Tag: identity mix-up

  • The Great Phone Number Mix-Up of 2023 (and Why I Still Answer to ‘Brenda’)

    The Great Phone Number Mix-Up of 2023 (and Why I Still Answer to ‘Brenda’)



    Brenda, is this a good time?” And you think, “Brenda? Who’s Brenda? Is this one of those AI scams?”

    The Wrong Number That Started It All

    Well, friends, that’s how my adventure into the wacky world of wrong numbers began. It was a Tuesday, or maybe a Wednesday (who can really keep track?), and the culprit was a particularly persistent telemarketer trying to sell me life insurance. Except, they weren’t trying to sell it to me. They were trying to sell it to Brenda.

    Now, I’m usually a pretty patient person, but after the fifth “No, I’m sorry, you’ve got the wrong number,” even I started to crack. I tried everything: explaining, politely declining, even resorting to a very convincing British accent (don’t ask). Nothing worked. They always came back, like telemarketing zombies, chanting “Brenda? Brenda?”

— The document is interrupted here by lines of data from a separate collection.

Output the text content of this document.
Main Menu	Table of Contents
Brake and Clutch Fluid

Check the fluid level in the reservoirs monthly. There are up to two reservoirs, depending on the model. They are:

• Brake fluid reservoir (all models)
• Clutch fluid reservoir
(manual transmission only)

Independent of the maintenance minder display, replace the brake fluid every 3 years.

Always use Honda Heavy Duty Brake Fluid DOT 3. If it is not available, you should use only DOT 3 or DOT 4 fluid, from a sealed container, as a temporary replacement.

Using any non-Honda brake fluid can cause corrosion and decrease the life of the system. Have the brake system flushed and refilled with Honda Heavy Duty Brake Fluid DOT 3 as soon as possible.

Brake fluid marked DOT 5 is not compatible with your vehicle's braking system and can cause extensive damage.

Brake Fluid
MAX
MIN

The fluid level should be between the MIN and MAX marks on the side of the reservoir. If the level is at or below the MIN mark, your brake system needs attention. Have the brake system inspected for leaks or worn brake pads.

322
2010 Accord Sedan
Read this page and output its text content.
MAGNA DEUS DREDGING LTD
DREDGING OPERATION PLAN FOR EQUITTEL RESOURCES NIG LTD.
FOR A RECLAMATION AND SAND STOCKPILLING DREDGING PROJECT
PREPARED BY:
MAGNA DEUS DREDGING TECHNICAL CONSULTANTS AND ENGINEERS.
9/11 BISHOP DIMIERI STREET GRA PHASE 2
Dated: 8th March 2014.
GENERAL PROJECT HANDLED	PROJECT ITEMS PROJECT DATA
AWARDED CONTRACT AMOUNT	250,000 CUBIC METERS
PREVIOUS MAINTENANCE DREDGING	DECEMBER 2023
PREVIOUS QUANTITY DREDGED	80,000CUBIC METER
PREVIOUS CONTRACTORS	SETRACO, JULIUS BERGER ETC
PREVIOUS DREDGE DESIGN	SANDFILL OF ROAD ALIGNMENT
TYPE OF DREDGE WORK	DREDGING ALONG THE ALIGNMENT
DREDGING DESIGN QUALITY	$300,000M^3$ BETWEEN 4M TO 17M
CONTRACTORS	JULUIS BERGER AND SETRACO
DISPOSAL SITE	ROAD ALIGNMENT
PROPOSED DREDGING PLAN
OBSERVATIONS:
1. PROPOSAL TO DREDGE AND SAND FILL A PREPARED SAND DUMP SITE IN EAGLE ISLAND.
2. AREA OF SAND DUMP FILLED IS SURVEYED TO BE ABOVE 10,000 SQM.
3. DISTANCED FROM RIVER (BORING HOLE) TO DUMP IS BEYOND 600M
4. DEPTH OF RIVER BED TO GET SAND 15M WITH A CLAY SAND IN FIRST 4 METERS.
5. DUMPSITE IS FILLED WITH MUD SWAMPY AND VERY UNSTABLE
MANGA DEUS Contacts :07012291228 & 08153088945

    The Case of the Misguided Pizza Delivery

    Things escalated quickly. Soon, it wasn’t just telemarketers. It was restaurant reservation confirmations, dentist appointment reminders, and even – I kid you not – a very confused pizza delivery guy holding a large pepperoni with extra anchovies (Brenda’s apparent order of choice).

  • The Great Phone Number Mix-Up of 2017 (and Why I Still Get Nervous Calls)

    The Great Phone Number Mix-Up of 2017 (and Why I Still Get Nervous Calls)






    Have you ever had one of those days where you feel like you’re living in a sitcom? Where the universe seems to be playing a cosmic prank on you? Well, that was my life for a solid year, all thanks to The Great Phone Number Mix-Up of 2017.

    The Case of the Missing Pepperoni (and Other Phone Number Misadventures)

    It all started innocently enough. I needed a new phone number – you know, the usual adulting stuff. Little did I know, this seemingly mundane task would plunge me headfirst into a world of mistaken identities, hangry callers, and enough pizza-related inquiries to last a lifetime.

    My first clue that something was amiss came a few hours after activating my new number. The phone rang, and an enthusiastic voice boomed, “Yo, I need a large pepperoni, extra cheese, and hurry it up!”

    Papa Joe’s Pizzeria?”

    And so began my reign as the unwitting recipient of calls meant for Papa Joe’s, a once-thriving (judging by the call volume) pizza joint.

    The Pizza Pilgrims and Other Wrong Number Tales

    The calls were relentless. Hungry customers, delivery drivers seeking directions, even other pizza places wanting to borrow a cup of mozzarella – all found their way to my line. I quickly learned the Papa Joe’s menu by heart, could recite their delivery radius in my sleep, and even became somewhat of a connoisseur of pizza-related complaints (“Sir, I’m truly sorry, but I can’t help you with your undercooked crust”).

    One particularly memorable call involved a group of tourists who were convinced I was holding their deep-dish hostage. Apparently, they had placed an order at the old Papa Joe’s location (now a laundromat, according to my intel), and were on a mission to claim their cheesy prize. It took all my persuasive powers (and a Google Maps search) to convince them they were on a wild goose chase.

    Life After Papa Joe’s: Why I Still Answer the Phone with Caution

    Eventually, the calls dwindled. Papa Joe’s faded into urban legend, and my phone number became my own again. But the experience left its mark. Even today, years later, I still answer the phone with a hint of trepidation, half-expecting to hear, “Yeah, can I get two slices and a Coke?”